Ferrofluids have been around since the 1960s, and since then they have appeared on speakers, eye-catching timepieces that can change the viscous or slidable surface as needed, and may soon be used to push small satellite. In all of these cases, however, the liquid exhibits magnetic properties only when a magnetic field is applied. The new liquid at Berkeley Labs is the first permanent magnetic fluid.
“We have created a new material that has both fluidity and magnetic properties,” said Tom Russell, lead researcher at the study. “No one has ever observed this before. We want to know, 'If ferrofluids can temporarily become magnetic, what can we do to make them permanent magnets and behave like a solid magnet, but still look like Like a liquid??
The team began using 3D printed 1 mm ferrofluid droplets, each containing billions of 20 nm wide iron oxide nanoparticles. They are suspended in another liquid solution. After careful inspection, the researchers found that the droplets retained their shape because the nanoparticles "squeeze together" at the edges.
Next, the team passed a magnetic coil over the water droplets, inspiring their magnetic force. However, unlike conventional ferrofluids, this magnetism still exists after the coil is removed. The droplets begin to rotate uniformly around each other. The team identified the cause by studying the magnetic measurements of the droplets. Each of the iron oxide nanoparticles in each droplet immediately responds to the magnetic field, and because many are squeezed together at the surface, they substantially form a solid magnetic shell. These outer particles also transfer their magnetic orientation to the nanoparticles in the core of each droplet.

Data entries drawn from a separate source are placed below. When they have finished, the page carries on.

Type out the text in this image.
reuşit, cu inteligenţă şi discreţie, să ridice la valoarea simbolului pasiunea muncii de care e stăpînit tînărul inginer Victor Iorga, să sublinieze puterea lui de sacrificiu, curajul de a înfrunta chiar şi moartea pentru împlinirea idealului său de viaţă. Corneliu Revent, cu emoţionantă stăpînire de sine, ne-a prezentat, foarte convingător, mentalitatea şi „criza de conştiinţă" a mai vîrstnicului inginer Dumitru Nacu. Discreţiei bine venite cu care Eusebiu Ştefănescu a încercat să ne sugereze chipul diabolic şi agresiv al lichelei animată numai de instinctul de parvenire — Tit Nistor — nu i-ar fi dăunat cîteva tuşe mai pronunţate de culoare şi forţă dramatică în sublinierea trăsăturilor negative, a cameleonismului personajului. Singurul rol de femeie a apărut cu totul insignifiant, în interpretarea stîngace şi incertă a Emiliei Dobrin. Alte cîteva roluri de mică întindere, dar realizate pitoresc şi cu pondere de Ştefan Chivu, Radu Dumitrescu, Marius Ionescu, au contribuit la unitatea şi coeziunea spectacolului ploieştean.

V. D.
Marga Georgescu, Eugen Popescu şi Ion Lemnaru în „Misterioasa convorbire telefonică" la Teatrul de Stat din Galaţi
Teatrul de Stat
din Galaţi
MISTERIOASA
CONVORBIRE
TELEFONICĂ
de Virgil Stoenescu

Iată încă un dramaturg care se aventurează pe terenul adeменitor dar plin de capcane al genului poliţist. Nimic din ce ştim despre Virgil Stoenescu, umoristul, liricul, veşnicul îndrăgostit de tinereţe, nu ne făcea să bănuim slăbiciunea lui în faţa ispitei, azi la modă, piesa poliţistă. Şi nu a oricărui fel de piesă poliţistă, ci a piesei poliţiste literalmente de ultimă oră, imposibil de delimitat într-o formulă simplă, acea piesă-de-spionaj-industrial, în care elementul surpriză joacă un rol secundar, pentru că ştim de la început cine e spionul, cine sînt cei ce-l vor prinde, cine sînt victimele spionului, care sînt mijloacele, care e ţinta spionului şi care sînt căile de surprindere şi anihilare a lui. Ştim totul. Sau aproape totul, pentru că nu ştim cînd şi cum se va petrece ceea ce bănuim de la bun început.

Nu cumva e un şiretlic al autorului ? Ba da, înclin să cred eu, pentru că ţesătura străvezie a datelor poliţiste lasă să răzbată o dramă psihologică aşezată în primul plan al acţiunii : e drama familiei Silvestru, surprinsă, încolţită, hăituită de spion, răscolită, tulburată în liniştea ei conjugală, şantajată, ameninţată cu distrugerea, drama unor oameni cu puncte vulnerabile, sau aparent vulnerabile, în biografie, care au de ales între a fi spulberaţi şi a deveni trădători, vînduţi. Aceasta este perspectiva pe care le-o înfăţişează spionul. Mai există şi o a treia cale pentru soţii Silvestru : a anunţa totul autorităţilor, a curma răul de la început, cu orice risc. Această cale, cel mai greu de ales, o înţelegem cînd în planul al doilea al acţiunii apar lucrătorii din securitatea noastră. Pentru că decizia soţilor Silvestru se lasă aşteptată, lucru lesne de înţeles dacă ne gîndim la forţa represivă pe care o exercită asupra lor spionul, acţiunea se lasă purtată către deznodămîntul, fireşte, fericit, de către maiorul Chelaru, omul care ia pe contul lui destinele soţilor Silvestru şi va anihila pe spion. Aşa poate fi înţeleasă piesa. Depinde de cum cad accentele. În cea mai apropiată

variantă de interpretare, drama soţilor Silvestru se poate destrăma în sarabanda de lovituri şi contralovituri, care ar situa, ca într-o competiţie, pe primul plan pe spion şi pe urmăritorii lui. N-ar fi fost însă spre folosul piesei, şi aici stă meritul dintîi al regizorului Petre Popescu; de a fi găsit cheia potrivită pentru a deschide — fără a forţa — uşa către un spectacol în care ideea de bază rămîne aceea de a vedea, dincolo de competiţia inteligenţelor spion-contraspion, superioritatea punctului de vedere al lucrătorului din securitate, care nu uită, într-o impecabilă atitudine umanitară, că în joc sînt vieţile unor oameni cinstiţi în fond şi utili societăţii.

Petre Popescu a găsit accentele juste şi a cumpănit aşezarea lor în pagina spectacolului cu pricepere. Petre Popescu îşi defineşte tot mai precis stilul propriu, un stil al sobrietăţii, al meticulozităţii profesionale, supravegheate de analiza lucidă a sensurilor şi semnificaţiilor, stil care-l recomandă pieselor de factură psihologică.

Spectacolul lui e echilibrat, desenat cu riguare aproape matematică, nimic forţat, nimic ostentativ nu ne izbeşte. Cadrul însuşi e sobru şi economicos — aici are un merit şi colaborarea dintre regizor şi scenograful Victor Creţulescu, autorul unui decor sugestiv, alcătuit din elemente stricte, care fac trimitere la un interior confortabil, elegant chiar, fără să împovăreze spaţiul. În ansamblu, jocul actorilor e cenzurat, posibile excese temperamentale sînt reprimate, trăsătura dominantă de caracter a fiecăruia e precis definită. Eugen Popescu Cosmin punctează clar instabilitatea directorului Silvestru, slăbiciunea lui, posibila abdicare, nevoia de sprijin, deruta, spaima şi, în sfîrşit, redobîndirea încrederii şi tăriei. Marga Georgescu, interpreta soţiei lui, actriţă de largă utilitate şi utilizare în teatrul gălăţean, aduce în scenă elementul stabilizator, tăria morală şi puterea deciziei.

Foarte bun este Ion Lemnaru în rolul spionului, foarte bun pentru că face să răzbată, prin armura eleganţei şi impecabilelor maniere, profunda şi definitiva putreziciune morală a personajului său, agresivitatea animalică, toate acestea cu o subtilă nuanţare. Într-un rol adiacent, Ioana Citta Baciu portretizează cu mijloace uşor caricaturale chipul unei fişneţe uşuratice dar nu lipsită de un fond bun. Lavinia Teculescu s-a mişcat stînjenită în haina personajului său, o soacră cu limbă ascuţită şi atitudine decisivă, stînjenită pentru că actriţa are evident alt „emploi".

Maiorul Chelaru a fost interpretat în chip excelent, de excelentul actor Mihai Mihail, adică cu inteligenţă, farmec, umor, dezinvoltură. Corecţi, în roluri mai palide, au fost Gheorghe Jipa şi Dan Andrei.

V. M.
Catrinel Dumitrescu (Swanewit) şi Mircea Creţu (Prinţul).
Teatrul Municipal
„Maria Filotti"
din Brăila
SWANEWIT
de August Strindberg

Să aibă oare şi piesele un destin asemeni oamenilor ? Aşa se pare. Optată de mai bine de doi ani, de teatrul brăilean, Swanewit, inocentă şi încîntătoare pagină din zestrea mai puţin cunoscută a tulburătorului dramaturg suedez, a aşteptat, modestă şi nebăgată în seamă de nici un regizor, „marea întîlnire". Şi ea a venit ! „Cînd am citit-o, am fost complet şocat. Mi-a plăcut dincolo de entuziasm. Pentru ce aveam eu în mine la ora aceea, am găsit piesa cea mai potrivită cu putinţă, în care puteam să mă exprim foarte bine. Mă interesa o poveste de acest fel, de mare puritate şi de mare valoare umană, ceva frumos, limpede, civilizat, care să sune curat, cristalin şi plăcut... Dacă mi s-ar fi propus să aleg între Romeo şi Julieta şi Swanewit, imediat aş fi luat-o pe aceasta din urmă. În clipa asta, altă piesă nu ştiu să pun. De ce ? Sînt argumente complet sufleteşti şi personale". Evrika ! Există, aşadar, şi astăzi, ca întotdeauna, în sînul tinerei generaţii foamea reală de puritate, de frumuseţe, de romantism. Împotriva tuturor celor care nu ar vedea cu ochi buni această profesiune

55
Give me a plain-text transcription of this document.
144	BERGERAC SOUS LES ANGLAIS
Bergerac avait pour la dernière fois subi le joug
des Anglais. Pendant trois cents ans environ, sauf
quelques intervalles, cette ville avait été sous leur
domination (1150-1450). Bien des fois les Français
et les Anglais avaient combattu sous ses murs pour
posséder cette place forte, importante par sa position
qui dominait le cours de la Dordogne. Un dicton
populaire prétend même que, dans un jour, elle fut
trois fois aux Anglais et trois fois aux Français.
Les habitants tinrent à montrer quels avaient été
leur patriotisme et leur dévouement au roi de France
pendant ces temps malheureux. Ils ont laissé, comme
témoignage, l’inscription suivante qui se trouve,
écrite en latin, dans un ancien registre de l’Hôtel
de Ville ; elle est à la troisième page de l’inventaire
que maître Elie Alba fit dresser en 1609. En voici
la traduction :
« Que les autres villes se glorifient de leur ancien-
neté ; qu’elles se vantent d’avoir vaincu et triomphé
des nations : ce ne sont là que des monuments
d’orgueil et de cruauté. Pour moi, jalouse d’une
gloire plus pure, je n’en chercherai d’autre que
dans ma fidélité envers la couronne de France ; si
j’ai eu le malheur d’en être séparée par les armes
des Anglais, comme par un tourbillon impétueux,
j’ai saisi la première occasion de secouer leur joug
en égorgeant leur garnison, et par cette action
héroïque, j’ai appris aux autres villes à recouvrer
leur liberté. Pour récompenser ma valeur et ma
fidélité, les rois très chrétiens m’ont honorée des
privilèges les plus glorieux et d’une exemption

Researchers have shown that they can divide droplets into smaller droplets or turn them into spheres, cylinders, pancakes, tubes or even octopus while still being magnetic. Most importantly, the droplets can be adjusted so that their magnetic properties can be turned on and off at will.
All in all, these features make droplets very useful in robots or electronic devices. The team recommends using them for making liquid-printed artificial cells or for magnetron-controlled robots that deliver drugs in the body.
The study was published in the journal Science.